In powershell, in order to use credentials to authenticate against different systems you have different options. When running scripts interactively, we can configure the powershell command to ask us for username and password, but saving passwords in clear text into a script is a bad security practice. Powershell however has a way to hide passwords in commands and scripts.
Interactive authentication
I’m taking here the example of the connection to a VMware vCenter server, but remember this method can be applied to any cmdlet that support the -Credential option. Whenever you connect to vCenter, the string you execute is something like this:
Add-PSSnapin VMware.VimAutomation.Core Connect-VIServer vcenter.skunkworks.local
Powershell asks then for username and password:
The bad bad way: passwords in the script
In a script, there’s obviously no possibility to interact with powershell, so we need to store the credentials somewhere, so they can be used automatically by powershell. The easiest and really most unsecure way to do so is to write them directly into the powershell command:
Connect-VIServer vcenter.skunkworks.local -User administrator@vsphere.local -Password password
Easy, but really dangerous as anyone can open the script and immediately get access to the password we are using. As many scripts in order to complete their tasks use high privileges users, this is really a bad security practice.
Hopefully there are ways in Powershell to encrypt passwords. The first option is to use Microsoft DPAPI (Windows Data Protection API), but I’m not going to explain this option here: it works only for scripts executed by the same user into the same machine as when they were created. As many times (and I hope you do the same) I login in a system with my own domain account, but then I run scripts using other credentials and even on different servers, this method would be useless.
Use AES to encrypt passwords
Powershell has a second method to encrypt passwords: it’s called Key/SecureKey, and uses the Advanced Encryption Standard (AES) encryption algorithm. With this method, we are able to use the stored credential from any machine with any user as long as we know the AES Key that was used. This is a great method to store scripts centrally and use them across the entire environment, without having to write the credentials into the script itself.
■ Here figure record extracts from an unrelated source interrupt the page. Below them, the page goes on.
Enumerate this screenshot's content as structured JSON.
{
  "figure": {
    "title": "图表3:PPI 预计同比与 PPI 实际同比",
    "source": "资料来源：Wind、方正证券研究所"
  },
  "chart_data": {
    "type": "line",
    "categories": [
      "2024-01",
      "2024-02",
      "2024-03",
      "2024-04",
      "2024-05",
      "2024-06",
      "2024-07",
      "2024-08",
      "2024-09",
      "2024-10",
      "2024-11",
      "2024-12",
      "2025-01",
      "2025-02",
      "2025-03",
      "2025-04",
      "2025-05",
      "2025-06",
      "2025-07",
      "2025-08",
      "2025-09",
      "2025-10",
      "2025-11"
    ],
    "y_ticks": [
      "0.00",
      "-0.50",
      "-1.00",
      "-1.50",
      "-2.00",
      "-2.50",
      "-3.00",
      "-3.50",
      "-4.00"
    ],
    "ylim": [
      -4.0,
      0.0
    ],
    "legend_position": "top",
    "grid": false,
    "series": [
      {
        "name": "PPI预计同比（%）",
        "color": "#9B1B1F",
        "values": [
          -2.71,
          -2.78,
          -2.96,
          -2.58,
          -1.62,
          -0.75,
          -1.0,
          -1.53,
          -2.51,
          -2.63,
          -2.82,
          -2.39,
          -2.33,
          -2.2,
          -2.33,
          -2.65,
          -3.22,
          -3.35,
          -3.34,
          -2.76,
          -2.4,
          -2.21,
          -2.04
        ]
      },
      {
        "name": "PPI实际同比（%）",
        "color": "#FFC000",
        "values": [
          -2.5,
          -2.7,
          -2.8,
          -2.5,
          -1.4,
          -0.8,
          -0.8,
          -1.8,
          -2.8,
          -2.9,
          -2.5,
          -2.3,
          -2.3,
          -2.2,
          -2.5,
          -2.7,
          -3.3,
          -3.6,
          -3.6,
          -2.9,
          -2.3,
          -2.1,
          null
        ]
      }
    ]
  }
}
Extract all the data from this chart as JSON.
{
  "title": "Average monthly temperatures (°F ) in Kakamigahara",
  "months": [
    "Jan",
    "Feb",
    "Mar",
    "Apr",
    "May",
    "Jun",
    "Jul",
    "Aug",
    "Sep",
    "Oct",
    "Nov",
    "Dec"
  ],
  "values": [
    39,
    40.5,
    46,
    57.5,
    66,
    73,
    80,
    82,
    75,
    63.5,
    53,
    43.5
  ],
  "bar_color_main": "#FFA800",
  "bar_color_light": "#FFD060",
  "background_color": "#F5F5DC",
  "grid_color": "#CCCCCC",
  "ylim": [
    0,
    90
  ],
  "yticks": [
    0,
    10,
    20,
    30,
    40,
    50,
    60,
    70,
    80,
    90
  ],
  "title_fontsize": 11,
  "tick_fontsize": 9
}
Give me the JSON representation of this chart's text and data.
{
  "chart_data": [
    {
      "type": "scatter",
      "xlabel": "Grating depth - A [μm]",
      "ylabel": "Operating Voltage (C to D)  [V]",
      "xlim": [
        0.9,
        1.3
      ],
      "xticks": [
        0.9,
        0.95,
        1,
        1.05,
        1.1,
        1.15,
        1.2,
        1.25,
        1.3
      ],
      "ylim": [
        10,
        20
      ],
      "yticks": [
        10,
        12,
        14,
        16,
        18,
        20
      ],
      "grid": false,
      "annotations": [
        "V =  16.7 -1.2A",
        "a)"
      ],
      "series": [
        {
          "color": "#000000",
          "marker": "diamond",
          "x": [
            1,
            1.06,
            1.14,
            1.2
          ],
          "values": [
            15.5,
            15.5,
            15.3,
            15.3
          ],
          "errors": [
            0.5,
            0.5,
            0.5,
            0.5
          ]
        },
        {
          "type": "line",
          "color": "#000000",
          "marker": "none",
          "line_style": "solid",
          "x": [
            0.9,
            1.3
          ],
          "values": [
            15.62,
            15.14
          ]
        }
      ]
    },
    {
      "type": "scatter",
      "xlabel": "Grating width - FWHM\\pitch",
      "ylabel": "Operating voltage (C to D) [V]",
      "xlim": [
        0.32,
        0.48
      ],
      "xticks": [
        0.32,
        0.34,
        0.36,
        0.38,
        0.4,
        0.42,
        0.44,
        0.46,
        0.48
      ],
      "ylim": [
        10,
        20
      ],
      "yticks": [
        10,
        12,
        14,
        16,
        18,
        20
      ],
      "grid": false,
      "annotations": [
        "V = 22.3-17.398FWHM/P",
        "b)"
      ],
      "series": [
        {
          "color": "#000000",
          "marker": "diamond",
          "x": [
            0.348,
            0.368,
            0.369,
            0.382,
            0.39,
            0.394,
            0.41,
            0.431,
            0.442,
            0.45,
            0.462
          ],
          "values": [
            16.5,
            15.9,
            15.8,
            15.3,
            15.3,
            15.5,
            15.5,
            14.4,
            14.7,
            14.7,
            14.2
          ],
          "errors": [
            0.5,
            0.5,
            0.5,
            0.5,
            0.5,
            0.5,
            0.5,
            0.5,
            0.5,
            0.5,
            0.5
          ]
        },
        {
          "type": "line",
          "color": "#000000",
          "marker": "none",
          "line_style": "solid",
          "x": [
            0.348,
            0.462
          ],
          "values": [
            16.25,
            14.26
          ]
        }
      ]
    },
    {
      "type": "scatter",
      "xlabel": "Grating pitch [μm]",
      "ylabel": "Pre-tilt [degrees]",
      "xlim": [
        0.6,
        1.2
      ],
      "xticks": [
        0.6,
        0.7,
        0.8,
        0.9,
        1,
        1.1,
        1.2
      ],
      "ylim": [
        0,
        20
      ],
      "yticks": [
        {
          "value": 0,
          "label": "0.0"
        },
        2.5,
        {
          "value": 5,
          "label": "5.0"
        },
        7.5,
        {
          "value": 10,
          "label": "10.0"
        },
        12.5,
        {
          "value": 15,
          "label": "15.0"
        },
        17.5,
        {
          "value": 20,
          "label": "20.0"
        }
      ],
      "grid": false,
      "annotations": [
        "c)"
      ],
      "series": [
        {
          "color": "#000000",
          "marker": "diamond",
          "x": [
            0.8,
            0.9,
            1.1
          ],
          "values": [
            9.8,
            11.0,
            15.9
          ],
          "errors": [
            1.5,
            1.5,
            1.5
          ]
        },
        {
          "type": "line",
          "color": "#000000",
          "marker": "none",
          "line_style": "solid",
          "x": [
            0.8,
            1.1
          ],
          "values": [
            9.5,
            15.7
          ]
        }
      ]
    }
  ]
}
Let’s see how it works. A basic command to encrypt a password into a file is like this:
$File = "\\dc01\Share\powershell\AESpassword.txt" [Byte[]] $key = (1..16) $Password = "password" | ConvertTo-SecureString -AsPlainText -Force $Password | ConvertFrom-SecureString -key $key | Out-File $File
If we open the txt file stored in the share, its content is:
76492d1116743f0423413b16050a5345MgB8ADIAUABxAFYANQBTAC8AbwB1AG0AbwBWAFUAUgArAFEAYwAxADcAaQBkAFEAPQA9AHwAMwA2AGQAYgA3ADIAZAA1ADUAOABhADIANABhADkAYQBmADcAYQA3ADYAOQA0ADAAMQAzAGMAOQA1ADkANABiADUAOQA1AGYAZgA5AGYANgA4AGMAYgAzAGQAYQAxAGMAMwAzADEAZgAxADQANAA0AGYAOQA5ADQAMQA4AGMANQA=
This is the encrypted version of the “password” clear text, encrypted using a 16-bit array of ascending numbers. This example is just to show you how the AES encryption works in Powershell, but is NOT to be used: since the key is stored again in the script, is basically like storing the clear password. Whoever read the script can use the same key to decrypt the encrypted password.
What you can do, is to create a random 32-bit key (the maximum supported by AES) and store it to a file:
$KeyFile = "\\dc01\Share\powershell\AES.key" $Key = New-Object Byte[] 32 [Security.Cryptography.RNGCryptoServiceProvider]::Create().GetBytes($Key) $Key | out-file $KeyFile
Then, invoking the stored key, create the encrypted password:
$PasswordFile = "\\dc01\Share\powershell\AESpassword.txt" $KeyFile = "\\dc01\Share\powershell\AES.key" $Key = Get-Content $KeyFile $Password = "password" | ConvertTo-SecureString -AsPlainText -Force $Password | ConvertFrom-SecureString -key $Key | Out-File $PasswordFile
When you want to connect to vCenter, the script will be like this:
Add-PSSnapin VMware.VimAutomation.Core #Variables $vcenter = "vcenter.skunkworks.local" #Credentials $User = "administrator@vsphere.local" $PasswordFile = "\\dc01\Share\powershell\AESpassword.txt" $KeyFile = "\\dc01\Share\powershell\AES.key" $key = Get-Content $KeyFile $VIcred = New-Object -TypeName System.Management.Automation.PSCredential -ArgumentList $User, (Get-Content $PasswordFile | ConvertTo-SecureString -Key $key) Connect-VIServer $vcenter -Credential $VIcred
Obviously, still whoever that can open the password file and the AES key can decrypt the password, but this is a necessary evil of AES: since it’s a symmetric encryption algorithm, the same key can encrypt and decrypt a clear text. But at least, we can apply strict NTFS permissions to the file, and filter incoming connections to the share, and also have audit logs applied to these two files.